L'Acadie est fondée en 1604. Les missionnaires comprennent vite l'utilité de la musique dans l'évangélisation des Amérindiens[1]. L'Acadie est principalement catholique et l'Église ainsi que les communautés religieuses jouent un rôle important dans le développement culturel[1]. Les colons conservent la tradition des cantiques et chantent lors des fêtes religieuses, lors des processions et même à la maison[1]. En 1606, l'avocat Marc Lescarbot monte le spectacle Le Théâtre de Neptune, vraisemblablement la première pièce de théâtre produite en Amérique du Nord[réf. nécessaire], afin de souligner le retour de Samuel de Champlain et de Jean de Poutrincourt dans la colonie[1]. Le spectacle inclut une partie chorale, Grand Dieu Neptune, la première œuvre du genre composée au Canada[1].

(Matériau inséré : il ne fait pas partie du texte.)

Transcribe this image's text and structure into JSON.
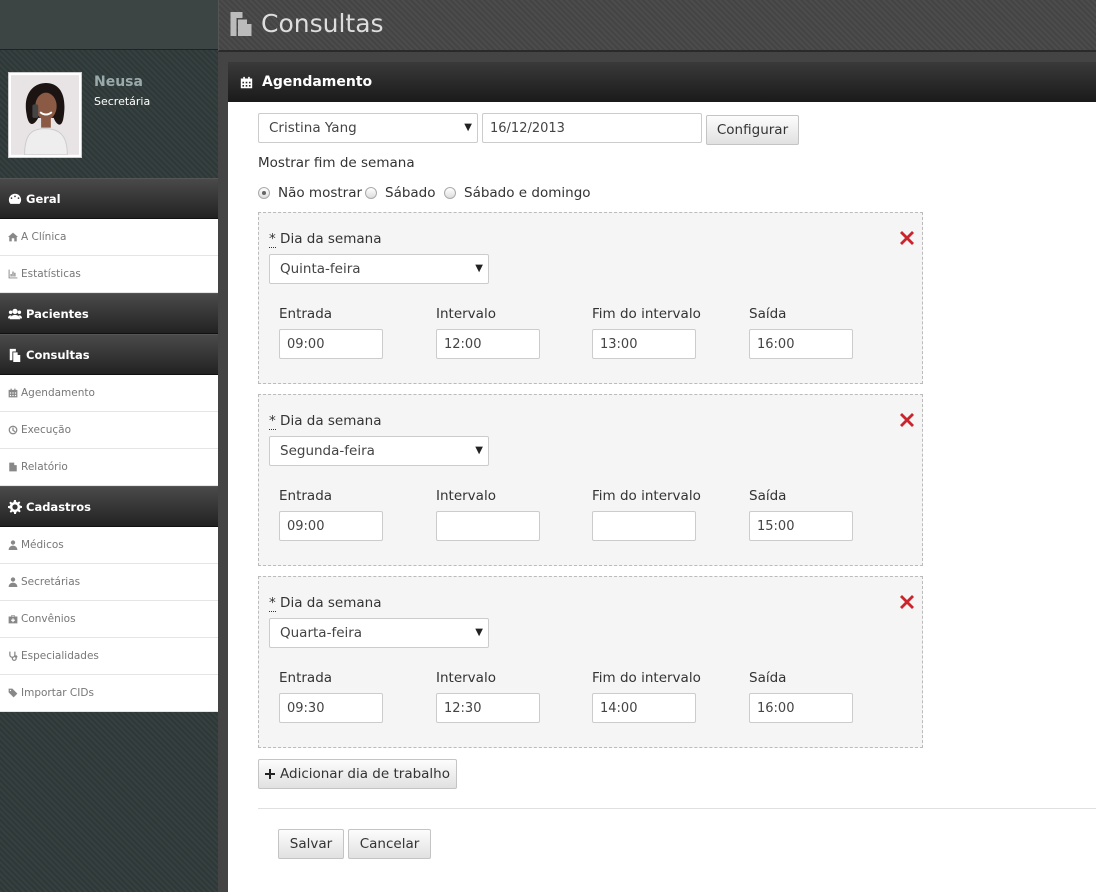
{
  "page": {
    "title": "Consultas"
  },
  "user": {
    "name": "Neusa",
    "role": "Secretária"
  },
  "nav": {
    "geral": {
      "label": "Geral",
      "items": [
        "A Clínica",
        "Estatísticas"
      ]
    },
    "pacientes": {
      "label": "Pacientes"
    },
    "consultas": {
      "label": "Consultas",
      "items": [
        "Agendamento",
        "Execução",
        "Relatório"
      ]
    },
    "cadastros": {
      "label": "Cadastros",
      "items": [
        "Médicos",
        "Secretárias",
        "Convênios",
        "Especialidades",
        "Importar CIDs"
      ]
    }
  },
  "panel": {
    "title": "Agendamento"
  },
  "form": {
    "doctor": "Cristina Yang",
    "date": "16/12/2013",
    "configure_label": "Configurar",
    "weekend_label": "Mostrar fim de semana",
    "weekend_options": [
      "Não mostrar",
      "Sábado",
      "Sábado e domingo"
    ],
    "weekend_selected": "Não mostrar",
    "day_label": "Dia da semana",
    "required_mark": "*",
    "col_labels": {
      "entrada": "Entrada",
      "intervalo": "Intervalo",
      "fim_intervalo": "Fim do intervalo",
      "saida": "Saída"
    },
    "days": [
      {
        "day": "Quinta-feira",
        "entrada": "09:00",
        "intervalo": "12:00",
        "fim_intervalo": "13:00",
        "saida": "16:00"
      },
      {
        "day": "Segunda-feira",
        "entrada": "09:00",
        "intervalo": "",
        "fim_intervalo": "",
        "saida": "15:00"
      },
      {
        "day": "Quarta-feira",
        "entrada": "09:30",
        "intervalo": "12:30",
        "fim_intervalo": "14:00",
        "saida": "16:00"
      }
    ],
    "add_label": "Adicionar dia de trabalho",
    "save_label": "Salvar",
    "cancel_label": "Cancelar"
  },
  "colors": {
    "delete": "#c9252c",
    "header": "#222222"
  }
}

XIXe siècle : la musique au collège
Comme au Québec, les communautés religieuses jouent un rôle majeur dans la renaissance acadienne du milieu du XIXe siècle, notamment grâce aux collèges[note 2], où la musique occupe la vie quotidienne[2]. C'est par leurs chorales et leurs fanfares – nom donné aux harmonies jusque dans les années 1960 – que les collèges s'illustrent[2]. Il existe aussi des chorales paroissiales et communautaires[2]. Certaines communautés religieuses offrent des leçons particulières de chant, de piano et parfois de violon[2]. Une première tentative d'éducation musicale a lieu dans quelques écoles de l'Île-du-Prince-Édouard à cette époque mais il faut attendre le XXe siècle pour voir un véritable enseignement structuré[2].

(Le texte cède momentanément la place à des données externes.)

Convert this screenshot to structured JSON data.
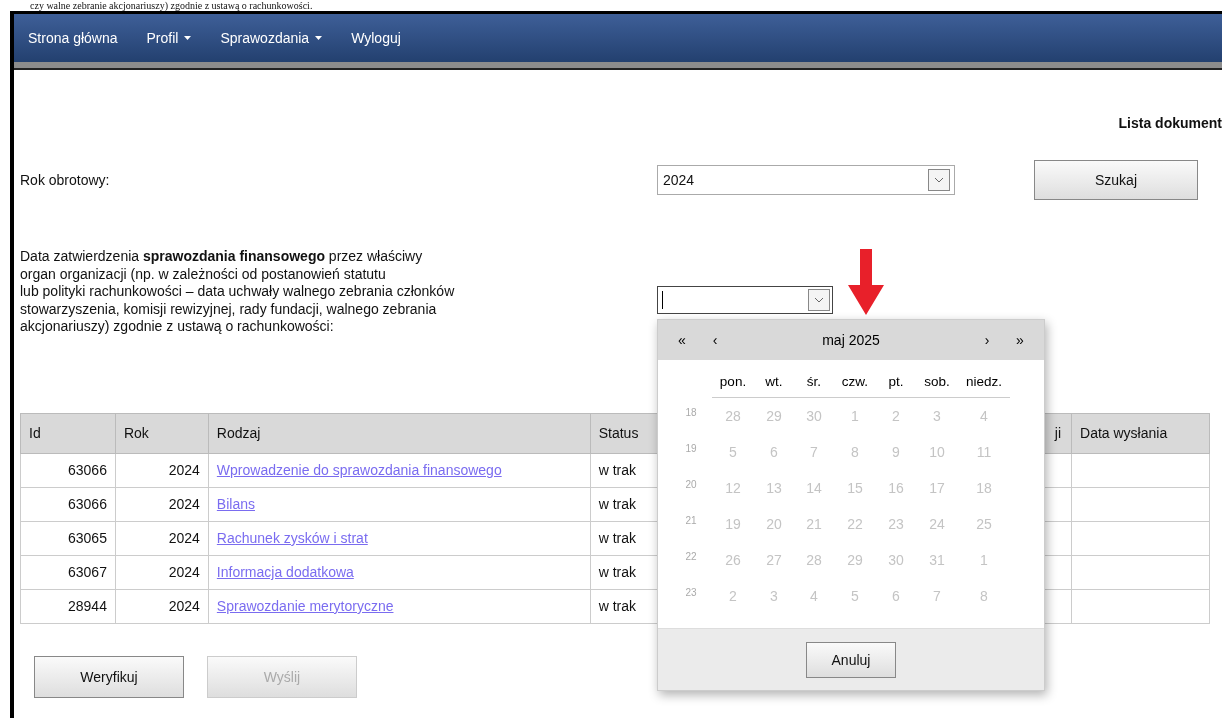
{
  "caption_fragment": "czy walne zebranie akcjonariuszy) zgodnie z ustawą o rachunkowości.",
  "nav": [
    {
      "label": "Strona główna",
      "dropdown": false
    },
    {
      "label": "Profil",
      "dropdown": true
    },
    {
      "label": "Sprawozdania",
      "dropdown": true
    },
    {
      "label": "Wyloguj",
      "dropdown": false
    }
  ],
  "page_title": "Lista dokument",
  "fiscal_year": {
    "label": "Rok obrotowy:",
    "value": "2024"
  },
  "search_button": "Szukaj",
  "approval_date": {
    "label_lines": [
      "Data zatwierdzenia **sprawozdania finansowego** przez właściwy",
      "organ organizacji (np. w zależności od postanowień statutu",
      "lub polityki rachunkowości – data uchwały walnego zebrania członków",
      "stowarzyszenia, komisji rewizyjnej, rady fundacji, walnego zebrania",
      "akcjonariuszy) zgodnie z ustawą o rachunkowości:"
    ],
    "focused": true
  },
  "calendar": {
    "prev_year": "«",
    "prev_month": "‹",
    "month": "maj 2025",
    "next_month": "›",
    "next_year": "»",
    "weekdays": [
      "pon.",
      "wt.",
      "śr.",
      "czw.",
      "pt.",
      "sob.",
      "niedz."
    ],
    "days_disabled": true,
    "weeks": [
      {
        "number": "18",
        "days": [
          "28",
          "29",
          "30",
          "1",
          "2",
          "3",
          "4"
        ]
      },
      {
        "number": "19",
        "days": [
          "5",
          "6",
          "7",
          "8",
          "9",
          "10",
          "11"
        ]
      },
      {
        "number": "20",
        "days": [
          "12",
          "13",
          "14",
          "15",
          "16",
          "17",
          "18"
        ]
      },
      {
        "number": "21",
        "days": [
          "19",
          "20",
          "21",
          "22",
          "23",
          "24",
          "25"
        ]
      },
      {
        "number": "22",
        "days": [
          "26",
          "27",
          "28",
          "29",
          "30",
          "31",
          "1"
        ]
      },
      {
        "number": "23",
        "days": [
          "2",
          "3",
          "4",
          "5",
          "6",
          "7",
          "8"
        ]
      }
    ],
    "cancel_button": "Anuluj"
  },
  "table": {
    "columns": [
      "Id",
      "Rok",
      "Rodzaj",
      "Status",
      "ji",
      "Data wysłania"
    ],
    "rows": [
      {
        "id": "63066",
        "year": "2024",
        "type": "Wprowadzenie do sprawozdania finansowego",
        "status": "w trak"
      },
      {
        "id": "63066",
        "year": "2024",
        "type": "Bilans",
        "status": "w trak"
      },
      {
        "id": "63065",
        "year": "2024",
        "type": "Rachunek zysków i strat",
        "status": "w trak"
      },
      {
        "id": "63067",
        "year": "2024",
        "type": "Informacja dodatkowa",
        "status": "w trak"
      },
      {
        "id": "28944",
        "year": "2024",
        "type": "Sprawozdanie merytoryczne",
        "status": "w trak"
      }
    ]
  },
  "actions": [
    {
      "label": "Weryfikuj",
      "disabled": false
    },
    {
      "label": "Wyślij",
      "disabled": true
    }
  ]
}
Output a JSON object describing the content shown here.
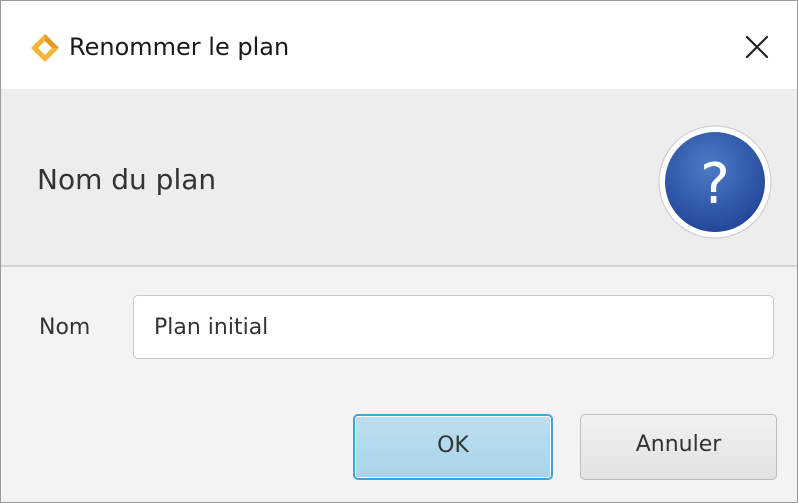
{
  "window": {
    "title": "Renommer le plan",
    "app_icon": "diamond-logo-icon",
    "close_icon": "close-icon"
  },
  "header": {
    "text": "Nom du plan",
    "icon": "question-mark-icon",
    "icon_glyph": "?"
  },
  "form": {
    "name_label": "Nom",
    "name_value": "Plan initial"
  },
  "buttons": {
    "ok_label": "OK",
    "cancel_label": "Annuler"
  },
  "colors": {
    "accent_logo": "#f0a92c",
    "help_icon_fill": "#2f5fae",
    "ok_border": "#3fa6d9"
  }
}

Le Collège Saint-Joseph de Memramcook est fondé en 1864 par le père Camille Lefebvre[3]. Après des débuts timides, la musique devient de plus en plus populaire, surtout les chorales, après l'arrivée des pères Léandre Breault et Neil Michaud[3]. Des séances populaire sont lieu dans une salle mal aérée mais la construction d'une nouvelle salle est décidée après la mort du père Lefebvre ; le Monument Lefebvre est inauguré en 1897[4]. Outre les étudiants du collège, de nombreux artistes acadiens ou étrangers s'y produisent, dont Arthur Leblanc, Laura Gaudet, Marie-Germaine et Marguerite Leblanc, Anna Malenfant, Yehudi Menuhin et la famille Von Trapp[3]. Doté d'une acoustique exceptionnelle, la salle est utilisée à plusieurs reprises par la Société Radio-Canada pour l'enregistrement de concerts[3].

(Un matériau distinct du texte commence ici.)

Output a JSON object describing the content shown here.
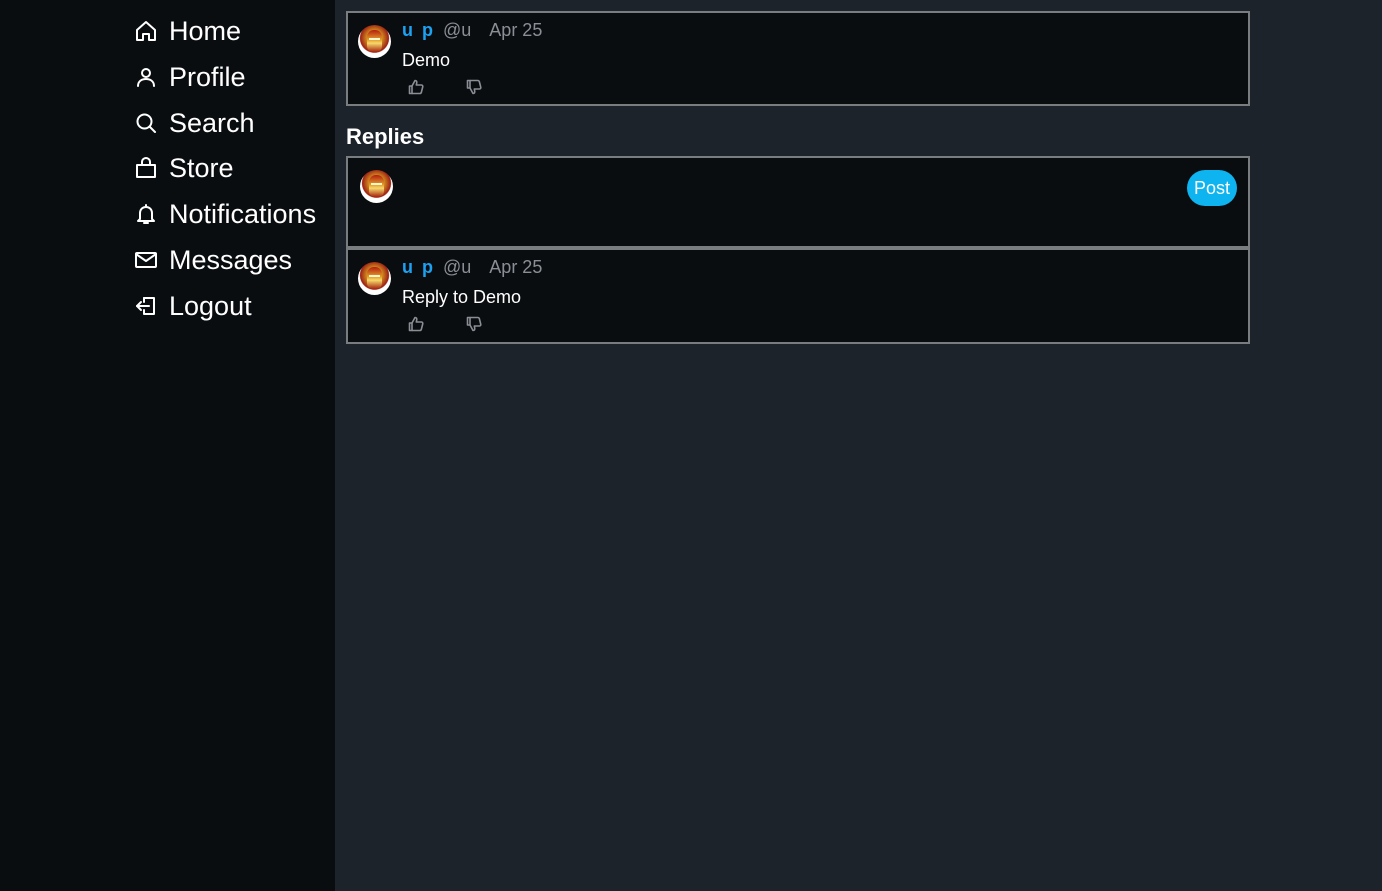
{
  "sidebar": {
    "items": [
      {
        "label": "Home",
        "icon": "home-icon"
      },
      {
        "label": "Profile",
        "icon": "user-icon"
      },
      {
        "label": "Search",
        "icon": "search-icon"
      },
      {
        "label": "Store",
        "icon": "shopping-bag-icon"
      },
      {
        "label": "Notifications",
        "icon": "bell-icon"
      },
      {
        "label": "Messages",
        "icon": "mail-icon"
      },
      {
        "label": "Logout",
        "icon": "logout-icon"
      }
    ]
  },
  "post": {
    "author": "u p",
    "handle": "@u",
    "date": "Apr 25",
    "text": "Demo"
  },
  "replies": {
    "title": "Replies",
    "composer": {
      "placeholder": "",
      "post_label": "Post"
    },
    "items": [
      {
        "author": "u p",
        "handle": "@u",
        "date": "Apr 25",
        "text": "Reply to Demo"
      }
    ]
  },
  "colors": {
    "sidebar_bg": "#0a0d10",
    "main_bg": "#1d232b",
    "accent": "#1da1f2",
    "post_button": "#0eb4f0",
    "card_border": "#7a7d80"
  }
}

Le Collège Sainte-Anne est fondé en 1890 à Pointe-de-l'Église[3]. Les étudiants peuvent pratiquer d'un instrument de musique durant l'étude du soir[3]. La chapelle est munie des grandes orgues, permettant aussi la pratique de la musique religieuse[3]. L'établissement s'illustre surtout par ses fanfares et chorales, dont les directeurs sont Philippe Arsenault, Jules Comeau, le père Maurice Leblanc, Jean Mathieu, Stephanie Croft, les pères Paulin et Yvon Savoie[3].
La musique et le folklore demeurent les formes d'expression artistiques les plus répandues en Acadie jusqu'au milieu du XXe siècle[6]. La marginalisation géographique et économique des régions acadiennes a ainsi causé un isolement culturel[6]. Les communautés religieuses ont eu une influence importante en suscitant le goût de la musique chez les jeunes[7]. Le père Maurice Leblanc est l'un des principaux organisateurs des nombreuses activités dans la Baie-Sainte-Marie, en Nouvelle-Écosse[7].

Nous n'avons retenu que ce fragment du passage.